Farmers and Merchants Bank

Farmers and Merchants Bank at the corner of Sprigg and Good Hope, with its strong brick walls and huge columns, looked like a bank should look. Dad had an office for his construction company on the second floor of the building, and we always thought it was neat that we had a key to the front door of the place.

My first savings account was in that bank. I was really disappointed that it didn’t look like Scrooge McDuck’s Money Bin. And, I was even more disappointed when I found out that they didn’t keep all the money I gave them in a separate place so I’d get back the same coins I gave them. When I got my paper route at 12, Dad set up a checking account for me, and I wrote checks from that day on. I carried a copy of my birth certificate for ID.
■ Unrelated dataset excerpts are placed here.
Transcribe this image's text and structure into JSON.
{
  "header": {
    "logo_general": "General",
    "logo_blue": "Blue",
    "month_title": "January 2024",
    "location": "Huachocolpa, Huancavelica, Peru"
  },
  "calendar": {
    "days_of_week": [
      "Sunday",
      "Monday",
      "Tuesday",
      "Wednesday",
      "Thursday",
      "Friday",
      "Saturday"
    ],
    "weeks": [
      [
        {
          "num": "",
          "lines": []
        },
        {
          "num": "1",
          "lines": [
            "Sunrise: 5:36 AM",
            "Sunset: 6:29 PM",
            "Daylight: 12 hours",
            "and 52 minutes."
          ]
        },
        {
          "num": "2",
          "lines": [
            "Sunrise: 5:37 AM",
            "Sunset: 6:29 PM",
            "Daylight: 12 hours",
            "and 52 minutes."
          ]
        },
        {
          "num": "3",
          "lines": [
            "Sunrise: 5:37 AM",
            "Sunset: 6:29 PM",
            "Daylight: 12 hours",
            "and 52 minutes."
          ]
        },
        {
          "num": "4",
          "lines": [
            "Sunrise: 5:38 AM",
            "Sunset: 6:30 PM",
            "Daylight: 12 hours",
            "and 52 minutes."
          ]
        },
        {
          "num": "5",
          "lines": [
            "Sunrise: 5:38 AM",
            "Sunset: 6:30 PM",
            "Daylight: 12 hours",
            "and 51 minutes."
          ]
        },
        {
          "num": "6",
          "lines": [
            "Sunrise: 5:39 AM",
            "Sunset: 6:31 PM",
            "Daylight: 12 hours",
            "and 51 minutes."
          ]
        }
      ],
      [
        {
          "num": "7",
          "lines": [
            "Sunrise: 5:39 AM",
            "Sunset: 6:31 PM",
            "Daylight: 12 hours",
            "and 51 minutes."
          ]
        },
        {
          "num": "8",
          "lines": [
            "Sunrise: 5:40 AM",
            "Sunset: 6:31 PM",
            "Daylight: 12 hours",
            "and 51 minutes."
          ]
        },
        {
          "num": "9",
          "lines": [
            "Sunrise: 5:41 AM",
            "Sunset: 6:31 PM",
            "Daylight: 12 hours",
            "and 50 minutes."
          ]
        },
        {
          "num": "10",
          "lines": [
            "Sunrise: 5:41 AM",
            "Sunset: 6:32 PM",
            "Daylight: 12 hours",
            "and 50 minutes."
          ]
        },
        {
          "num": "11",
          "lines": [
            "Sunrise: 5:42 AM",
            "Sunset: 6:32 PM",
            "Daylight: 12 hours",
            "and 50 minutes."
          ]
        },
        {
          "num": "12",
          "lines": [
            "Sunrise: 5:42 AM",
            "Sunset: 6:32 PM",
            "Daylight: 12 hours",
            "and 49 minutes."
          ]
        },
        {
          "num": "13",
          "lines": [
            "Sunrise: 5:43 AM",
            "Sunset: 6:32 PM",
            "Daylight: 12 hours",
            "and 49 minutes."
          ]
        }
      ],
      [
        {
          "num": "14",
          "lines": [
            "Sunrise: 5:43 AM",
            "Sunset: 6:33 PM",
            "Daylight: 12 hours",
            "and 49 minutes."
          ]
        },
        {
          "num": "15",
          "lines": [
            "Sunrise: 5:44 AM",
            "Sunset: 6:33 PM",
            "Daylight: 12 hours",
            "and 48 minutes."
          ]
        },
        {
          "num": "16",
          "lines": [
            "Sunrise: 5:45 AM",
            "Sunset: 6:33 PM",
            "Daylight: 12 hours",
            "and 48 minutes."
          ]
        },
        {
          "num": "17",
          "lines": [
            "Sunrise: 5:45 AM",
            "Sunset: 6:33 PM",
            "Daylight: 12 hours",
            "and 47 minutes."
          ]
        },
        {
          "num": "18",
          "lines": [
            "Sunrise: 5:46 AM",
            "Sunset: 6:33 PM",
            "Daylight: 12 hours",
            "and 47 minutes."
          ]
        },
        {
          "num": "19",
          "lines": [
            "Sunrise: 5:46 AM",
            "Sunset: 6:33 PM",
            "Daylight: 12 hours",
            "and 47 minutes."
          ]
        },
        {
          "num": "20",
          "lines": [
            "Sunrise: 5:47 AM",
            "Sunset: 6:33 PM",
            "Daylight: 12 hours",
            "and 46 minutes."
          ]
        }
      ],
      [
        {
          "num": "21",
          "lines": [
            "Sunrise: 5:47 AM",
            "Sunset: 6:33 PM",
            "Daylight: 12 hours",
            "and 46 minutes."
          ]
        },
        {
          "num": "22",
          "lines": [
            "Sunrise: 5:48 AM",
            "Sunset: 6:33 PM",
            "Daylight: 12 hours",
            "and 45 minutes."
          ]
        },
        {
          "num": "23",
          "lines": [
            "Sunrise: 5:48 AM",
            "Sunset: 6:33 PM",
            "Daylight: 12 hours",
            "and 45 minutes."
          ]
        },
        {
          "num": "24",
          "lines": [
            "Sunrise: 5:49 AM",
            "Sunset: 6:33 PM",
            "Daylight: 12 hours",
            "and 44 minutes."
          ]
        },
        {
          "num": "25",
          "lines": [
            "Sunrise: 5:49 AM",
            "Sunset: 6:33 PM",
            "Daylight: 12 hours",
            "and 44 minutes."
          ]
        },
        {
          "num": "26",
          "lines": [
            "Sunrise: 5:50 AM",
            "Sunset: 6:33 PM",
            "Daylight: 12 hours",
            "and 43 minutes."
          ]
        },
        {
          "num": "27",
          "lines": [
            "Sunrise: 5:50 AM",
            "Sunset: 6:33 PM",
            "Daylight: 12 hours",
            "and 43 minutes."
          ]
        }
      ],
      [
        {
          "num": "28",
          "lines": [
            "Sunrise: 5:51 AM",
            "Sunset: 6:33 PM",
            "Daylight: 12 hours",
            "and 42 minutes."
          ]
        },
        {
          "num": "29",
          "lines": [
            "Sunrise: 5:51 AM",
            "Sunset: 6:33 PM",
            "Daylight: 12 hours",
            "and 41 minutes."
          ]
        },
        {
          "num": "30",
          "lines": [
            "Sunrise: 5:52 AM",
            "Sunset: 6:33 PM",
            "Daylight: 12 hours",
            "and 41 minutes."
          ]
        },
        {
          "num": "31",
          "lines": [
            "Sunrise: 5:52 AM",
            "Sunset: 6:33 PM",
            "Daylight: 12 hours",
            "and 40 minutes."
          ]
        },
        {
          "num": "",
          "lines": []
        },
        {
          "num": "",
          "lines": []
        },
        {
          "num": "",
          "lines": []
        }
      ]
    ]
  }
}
Like Cher is Cher, Dutch was just Dutch

The fellow sitting in front of the bank is Dutch, a laborer who worked for Dad. Long before Britney and Paris and Cher and the other one-name celebs, Dutch was Dutch. I know he HAD a last name, but he was always just Dutch. Now that I think of it, most of the core workers were one-namers. There was Sylvester the mechanic, Fred (Robinson) the heavy equipment operator, Doc the carpenter and Dutch and Peewee, the laborers.

I’m not sure where he and Dad hooked up, but he’d keep Dutch on the payroll well into the winter, after all the construction jobs had wrapped up for the season. He gave him his own hammer and his own shovel, and you’d have thought they were gold-plated.

Dad didn’t like union jobs

Dad generally didn’t like to bid on union jobs. He had no patience with all the jurisdictional stuff that went along with them. “If I truck a dragline to a union jobsite,” he griped one day, “I have to have a Teamster  drive the truck. When it gets there, I have to have a laborer lay down timbers to back the dragline off the truck; I have to have a union crane operator run the dragline and an “oiler” who stands around in case it needs any kind of maintenance. If I’m in a non-union area, I can get by with two men – one if he’s really good.”

Anyway, Dad came home from work one day really ticked off. “Some union carpenter threatened to shut down the whole job because he caught a laborer – Dutch – carrying a hammer on his belt. When I told Dutch he was going to have to take it off, I thought the man would start crying.”